Behind the toys are some big boxes, labeled and taped from when my folks moved to Stoughton, Wis. from Sartell, Minn. some 33 years ago. One label caught my eye: “Old Pillows that Need Mending.” I pulled the box out to an open space and used Dad’s Swiss army penknife to cut the old tape to find truth in labeling – the box, of course, held five old pillows that needed mending.
But it struck me that my dad never had new stuff – he just kept fixing the old stuff. We bought an old green camping tarp for $5 when it was new, and Dad kept it serviceable for 20 years with about $50 of duct tape. The pillows were torn, stained and smelled like an old lady’s purse. I made the case that these were of little value and should be tossed – Dad agreed! Progress!
I dug in with renewed vigor until I found the box labeled “Dan” that was full of notes, books, papers, and artwork. I have never been much of a speller. I wasn’t so good in math either. Mom saved this, why? As I flipped through old schoolwork, feelings of inadequacy flooded my brain – I never liked school.
Dad is holding a green sleeping bag with a once red flannel lining that I remember getting for Christmas when I was seven or maybe 10. The lining has been patched and sewn back together and now it looks like a crazy quilt. The zipper has been replaced. Years ago, Dad ordered a new zipper and replaced it himself. There is a tear in the outer covering. Dad says, “I guess no one would want this,” and I say, “It has served us well.” One more for the trash.
This went on for hours and slowly but surely the trash pile grew and by the time I hauled it down the stairs and out to the curb we had a pile that was large enough to feed a sense of accomplishment.
My mom’s mother lived with my folks in the later years of her life. She had the small bedroom in the back corner of the second floor with the single bed and a 1950s dressing table. She died years ago but some of her things are still in the room. This night I read a book about dying with dignity by a ceramic light with palm trees and pink flamingos.
Finishing a chapter, trying to get to sleep in Grandma’s room in Dad’s square house, my thoughts turn to the stuff in the attic. Why do we keep it? Why is it “important” enough to “save”? Because it is an extension of ourselves? Because it has monetary or sentimental value? For a historical record of our existence?
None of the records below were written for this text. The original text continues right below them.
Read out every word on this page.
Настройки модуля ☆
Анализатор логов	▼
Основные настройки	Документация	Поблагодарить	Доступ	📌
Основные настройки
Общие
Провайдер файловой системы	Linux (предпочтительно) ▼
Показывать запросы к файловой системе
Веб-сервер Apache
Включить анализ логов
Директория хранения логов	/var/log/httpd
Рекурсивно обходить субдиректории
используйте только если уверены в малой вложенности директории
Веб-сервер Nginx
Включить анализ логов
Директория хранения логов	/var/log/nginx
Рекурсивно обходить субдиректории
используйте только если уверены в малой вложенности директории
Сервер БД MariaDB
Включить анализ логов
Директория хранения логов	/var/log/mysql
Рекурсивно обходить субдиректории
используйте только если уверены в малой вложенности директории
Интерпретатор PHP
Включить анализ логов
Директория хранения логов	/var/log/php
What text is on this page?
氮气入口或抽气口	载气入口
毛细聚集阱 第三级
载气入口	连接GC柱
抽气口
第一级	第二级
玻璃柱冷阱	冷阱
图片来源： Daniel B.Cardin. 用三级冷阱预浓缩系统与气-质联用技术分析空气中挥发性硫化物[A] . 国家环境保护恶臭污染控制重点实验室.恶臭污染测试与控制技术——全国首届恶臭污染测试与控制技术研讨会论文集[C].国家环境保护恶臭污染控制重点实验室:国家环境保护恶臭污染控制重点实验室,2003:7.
In the end it sits in a box in the corner of an attic, undisturbed for 40 or 50 years until the time comes to “deal” with it. And so around the country, people sift though lifetimes of stuff as their parents come to the age of unpacking their lives – stuff that may spark reflection, nostalgia and memories both rich and painful. In the worst case, the stuff is perceived as “mine or yours” and rifts are formed, walls are built, feelings are hurt.
In the best case, a piece of the past completes a puzzle, resurrects a sweet memory from deep within a box to enjoy a new life with the next generation of “family.”
In my Grandma’s bed, in Dad’s square house, my thoughts shift from the stuff in the attic to the stuff in my own basement and I think when I get home, I will work at getting rid of some of it.